Through indiscriminate use of money the Koch brothers bought the silence of National Public Radio once the voice of the people. It is not as if the people do not know about corruption — just google it.

The common sense is that the political spectrum has shifted from the left to the middle and the middle to the right. Today fascism is an accepted part of the conservative norm. The old left has a faint heartbeat,

This change in our political norms is not accidental. Neo-liberalism that was once an out of date ideology popularizes the notion that the market will solve society’s problems. Public institutions become for profit marketplaces.

This shift in norms and my hindsight make this New Year more meaningful. I tend to want to forget Auld Lang Syne, and like the old man my father told about stay in bed and cry remembering lost opportunities.

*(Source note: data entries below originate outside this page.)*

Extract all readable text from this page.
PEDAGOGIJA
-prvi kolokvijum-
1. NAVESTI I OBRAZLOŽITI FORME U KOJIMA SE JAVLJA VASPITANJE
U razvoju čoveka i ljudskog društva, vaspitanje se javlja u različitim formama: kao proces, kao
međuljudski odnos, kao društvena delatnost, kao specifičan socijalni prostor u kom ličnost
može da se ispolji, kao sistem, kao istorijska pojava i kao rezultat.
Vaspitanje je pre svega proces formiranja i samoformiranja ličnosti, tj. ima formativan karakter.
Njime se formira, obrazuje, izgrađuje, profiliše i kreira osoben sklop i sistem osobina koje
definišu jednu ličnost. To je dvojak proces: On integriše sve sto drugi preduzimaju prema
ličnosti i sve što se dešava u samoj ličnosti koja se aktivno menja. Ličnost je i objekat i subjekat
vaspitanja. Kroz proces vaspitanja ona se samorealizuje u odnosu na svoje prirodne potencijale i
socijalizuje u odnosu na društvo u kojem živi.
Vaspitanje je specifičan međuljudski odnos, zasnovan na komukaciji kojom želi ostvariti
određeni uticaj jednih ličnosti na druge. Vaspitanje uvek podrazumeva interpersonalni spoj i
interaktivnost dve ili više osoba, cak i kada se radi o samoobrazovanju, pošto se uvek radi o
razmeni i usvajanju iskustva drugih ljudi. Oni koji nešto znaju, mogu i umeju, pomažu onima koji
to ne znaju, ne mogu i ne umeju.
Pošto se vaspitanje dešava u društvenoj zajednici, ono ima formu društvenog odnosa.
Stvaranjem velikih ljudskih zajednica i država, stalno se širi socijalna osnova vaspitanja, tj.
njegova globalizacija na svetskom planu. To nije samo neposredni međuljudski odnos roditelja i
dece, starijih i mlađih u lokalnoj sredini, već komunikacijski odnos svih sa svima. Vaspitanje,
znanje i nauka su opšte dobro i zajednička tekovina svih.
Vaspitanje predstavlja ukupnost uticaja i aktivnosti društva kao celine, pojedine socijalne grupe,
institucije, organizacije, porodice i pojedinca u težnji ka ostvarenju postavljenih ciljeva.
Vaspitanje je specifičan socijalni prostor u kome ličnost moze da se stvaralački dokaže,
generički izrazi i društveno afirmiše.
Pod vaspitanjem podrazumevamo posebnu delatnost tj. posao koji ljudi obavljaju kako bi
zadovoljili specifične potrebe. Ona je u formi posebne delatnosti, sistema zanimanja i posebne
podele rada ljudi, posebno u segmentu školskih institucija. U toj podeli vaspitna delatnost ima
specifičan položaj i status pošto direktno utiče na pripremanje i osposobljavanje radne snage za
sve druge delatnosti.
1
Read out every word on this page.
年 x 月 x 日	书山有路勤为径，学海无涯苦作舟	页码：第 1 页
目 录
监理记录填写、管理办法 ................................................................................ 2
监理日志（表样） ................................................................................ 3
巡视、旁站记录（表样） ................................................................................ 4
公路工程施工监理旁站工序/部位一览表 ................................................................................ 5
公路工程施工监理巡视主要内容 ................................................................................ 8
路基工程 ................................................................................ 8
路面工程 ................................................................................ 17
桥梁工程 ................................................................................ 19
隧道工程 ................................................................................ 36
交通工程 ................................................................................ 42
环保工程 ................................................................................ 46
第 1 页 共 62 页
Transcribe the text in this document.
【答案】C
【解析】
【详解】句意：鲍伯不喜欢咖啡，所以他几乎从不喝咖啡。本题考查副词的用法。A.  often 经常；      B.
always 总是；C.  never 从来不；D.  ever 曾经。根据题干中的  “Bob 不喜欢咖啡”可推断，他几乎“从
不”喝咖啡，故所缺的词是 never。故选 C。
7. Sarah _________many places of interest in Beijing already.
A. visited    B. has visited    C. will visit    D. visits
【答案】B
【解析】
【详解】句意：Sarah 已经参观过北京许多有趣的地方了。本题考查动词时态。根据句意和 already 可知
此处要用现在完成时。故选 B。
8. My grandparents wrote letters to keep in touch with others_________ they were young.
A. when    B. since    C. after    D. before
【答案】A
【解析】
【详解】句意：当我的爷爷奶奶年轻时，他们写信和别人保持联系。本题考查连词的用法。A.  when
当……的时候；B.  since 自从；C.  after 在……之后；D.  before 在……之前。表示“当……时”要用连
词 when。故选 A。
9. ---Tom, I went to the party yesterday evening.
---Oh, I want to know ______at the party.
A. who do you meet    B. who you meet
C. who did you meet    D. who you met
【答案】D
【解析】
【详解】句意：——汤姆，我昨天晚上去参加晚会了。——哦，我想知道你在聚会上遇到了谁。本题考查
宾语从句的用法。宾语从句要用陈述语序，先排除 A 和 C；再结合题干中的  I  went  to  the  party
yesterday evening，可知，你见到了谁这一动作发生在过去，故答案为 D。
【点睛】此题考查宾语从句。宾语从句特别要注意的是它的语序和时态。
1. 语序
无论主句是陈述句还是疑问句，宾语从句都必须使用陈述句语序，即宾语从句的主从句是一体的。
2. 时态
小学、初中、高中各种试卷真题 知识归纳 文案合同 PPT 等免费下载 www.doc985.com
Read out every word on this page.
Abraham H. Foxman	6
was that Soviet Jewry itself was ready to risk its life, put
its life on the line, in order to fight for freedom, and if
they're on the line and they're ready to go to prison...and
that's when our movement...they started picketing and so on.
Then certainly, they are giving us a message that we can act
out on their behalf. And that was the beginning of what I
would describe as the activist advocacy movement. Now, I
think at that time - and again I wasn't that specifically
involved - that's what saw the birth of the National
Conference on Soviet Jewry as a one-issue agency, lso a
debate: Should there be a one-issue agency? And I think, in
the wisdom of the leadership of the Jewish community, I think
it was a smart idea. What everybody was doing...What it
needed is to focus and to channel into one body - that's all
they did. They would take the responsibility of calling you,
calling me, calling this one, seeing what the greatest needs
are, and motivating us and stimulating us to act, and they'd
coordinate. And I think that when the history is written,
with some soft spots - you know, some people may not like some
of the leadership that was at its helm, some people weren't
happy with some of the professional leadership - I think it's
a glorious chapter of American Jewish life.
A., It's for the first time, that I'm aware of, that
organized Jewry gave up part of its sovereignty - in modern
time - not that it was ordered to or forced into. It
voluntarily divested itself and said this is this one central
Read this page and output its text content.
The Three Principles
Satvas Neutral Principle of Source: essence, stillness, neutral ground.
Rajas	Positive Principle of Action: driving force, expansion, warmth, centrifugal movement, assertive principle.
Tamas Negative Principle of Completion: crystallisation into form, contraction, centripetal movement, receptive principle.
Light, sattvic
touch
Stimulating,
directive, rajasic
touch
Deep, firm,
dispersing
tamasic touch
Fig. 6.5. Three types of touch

I regret that I will not live to reverse usurious norms. I once sought to emulate the British historian E.P Thompson who wrote:

I am seeking to rescue the poor stockinger, the Luddite cropper, the “obsolete” hand-loom weaver, the “Utopian” artisan, and even the deluded follower of Joanna Southcott, from the enormous condescension of posterity. Their crafts and traditions may have been dying. Their hostility to the new industrialism may have been backward-looking. Their communitarian ideals may have been fantasies. Their insurrectionary conspiracies may have been foolhardy. But they lived through these times of acute social disturbance, and we did not. Their aspirations were valid in terms of their own experience; and, if they were casualties of history, they remain, condemned in their own lives, as casualties.

Unfortunately the spirit of Auld Lang Syne got in the way. Hopefully new activists will do a better job of building a communal identity that includes Mexicans, Latinos, Native Americans, African Americans and other oppressed people.